Almost all pupils were set work during partial closures, but half of year 11s and 13s missed out

Almost all pupils were given some remote learning tasks by their teachers during partial school closures, but year 11 and 13 pupils were far less likely to receive work to do at home, according to new research.

Analysis of a survey of 40,000 UK households by the National Foundation for Educational Research found 90 per cent of parents whose children were not attending school in April 2020 reported their children received “some school work to complete at home”.

This was higher among primary and key stage 3 pupils, at least 94 per cent of whom were given some work to do.

However, only around three quarters of pupils at key stages 4 and 5 were given work to do at home, and analysis by age suggests almost half of year 11 and 13 pupils were not assigned any.

Jack Worth, lead economist at NFER, said it was “particularly concerning that so many year 11 and 13 pupils spent little or no time engaging in learning activities”.

“From September, these young people, particularly those from disadvantaged backgrounds, will need more support than ever after what will have been a six-month gap in their education.”

It comes amid mounting concern about learning missed by certain groups of pupils, particularly those at the end of their phase of study, and disadvantaged youngsters.

NFER’s research, based on data from the UK household longitudinal study, found that on average, pupils from higher-income households spent more time on school work.

For example, 41 per cent of secondary pupils from the highest-income households did at least four hours a day, compared to 23 per cent of those from the lowest-income households.

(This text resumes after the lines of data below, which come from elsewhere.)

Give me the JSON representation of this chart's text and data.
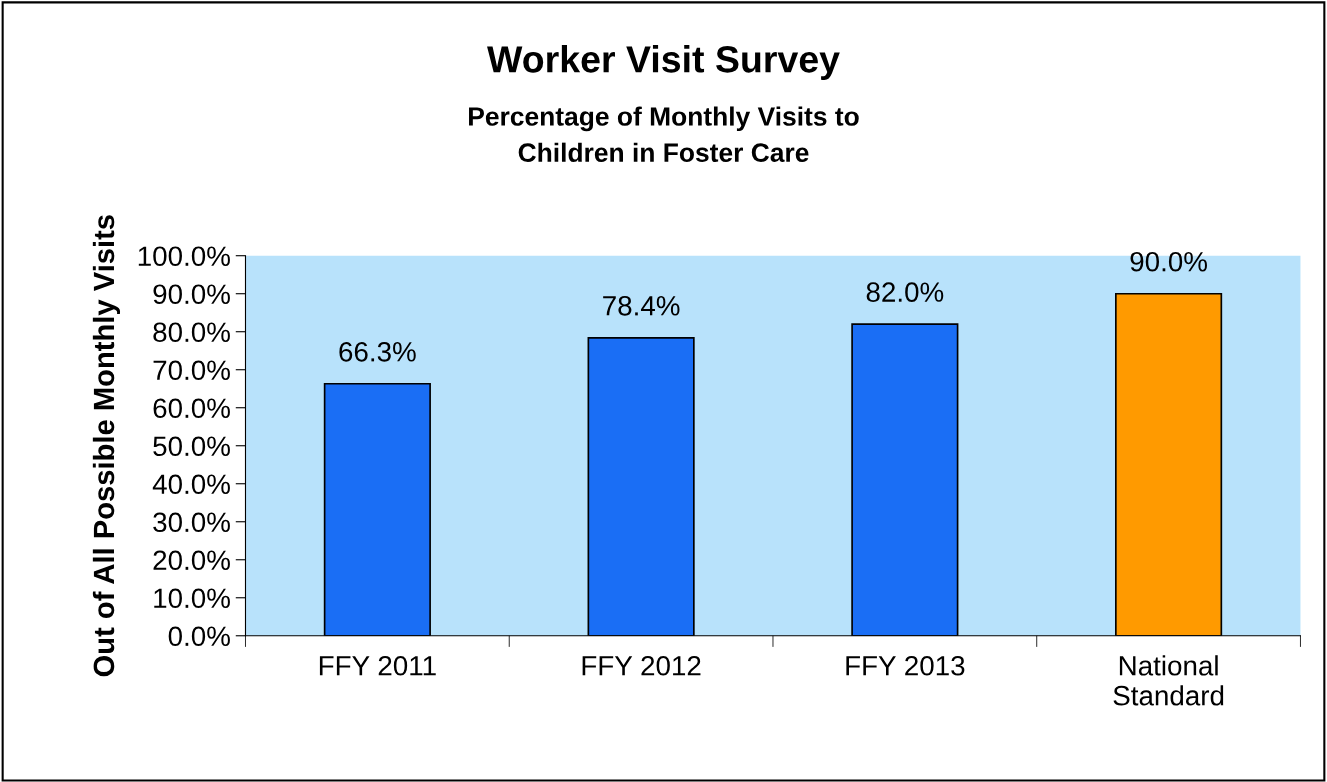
{
  "chart_data": {
    "type": "bar",
    "title": "Worker Visit Survey",
    "subtitle": "Percentage of Monthly Visits to\nChildren in Foster Care",
    "ylabel": "Out of All Possible Monthly Visits",
    "categories": [
      "FFY 2011",
      "FFY 2012",
      "FFY 2013",
      "National\nStandard"
    ],
    "values": [
      66.3,
      78.4,
      82.0,
      90.0
    ],
    "colors": [
      "#1a6ef5",
      "#1a6ef5",
      "#1a6ef5",
      "#ff9a00"
    ],
    "value_labels": [
      "66.3%",
      "78.4%",
      "82.0%",
      "90.0%"
    ],
    "ylim": [
      0,
      100
    ],
    "yticks": [
      {
        "value": 0,
        "label": "0.0%"
      },
      {
        "value": 10,
        "label": "10.0%"
      },
      {
        "value": 20,
        "label": "20.0%"
      },
      {
        "value": 30,
        "label": "30.0%"
      },
      {
        "value": 40,
        "label": "40.0%"
      },
      {
        "value": 50,
        "label": "50.0%"
      },
      {
        "value": 60,
        "label": "60.0%"
      },
      {
        "value": 70,
        "label": "70.0%"
      },
      {
        "value": 80,
        "label": "80.0%"
      },
      {
        "value": 90,
        "label": "90.0%"
      },
      {
        "value": 100,
        "label": "100.0%"
      }
    ],
    "grid": false,
    "legend": false
  }
}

However, the research also found that parents in lower-income households spent more time helping with school work than those in better-off households.

The research also follows a dispute over whether schools have been providing enough work, particularly when it comes to online lessons.

Although government guidance states that there is “no expectation that teachers should live stream or provide pre-recorded videos”, some politicians have argued that those that have not done so are failing their pupils.

According to NFER’s analysis, offline lessons were much more frequent than online lessons.

For example, 85 per cent of primary pupils and 84 per cent of secondary pupils received at least one offline lesson a day, whereas 29 per cent of primary and 36 per cent of secondary pupils received at least one online lesson per day.

In its report, the NFER called for targeted interventions to address the effects of school closures on pupil engagement and attainment, and said schools and teachers were “best placed to identify which pupils need the most intensive support when schools fully open in September”.

The government should also support schools to adopt a “flexible approach” to children from high risk and very high risk households, for example by delaying the enforcement of absence fines, NFER said.

The organisation also called for catch-up funding to be weighted towards schools in disadvantaged areas, and that the government “consider what additional support could be made available for year 11 students as they enter key stage 5 or further education”.

Nick Brook, deputy general secretary of the National Association of Head Teachers, said the last term “has been unlike any schools have ever faced”, with school leaders having had to “effectively reinvent their schools a number of times over”.

“The current situation has reinforced what we have always known: however good the technology, it cannot replace the personal impact that a teacher has. As we look to September, it will be those teachers and school leaders who support pupils with their transition back into school. This report reinforces that pupils will be returning to school each having had a very different experience of lockdown.”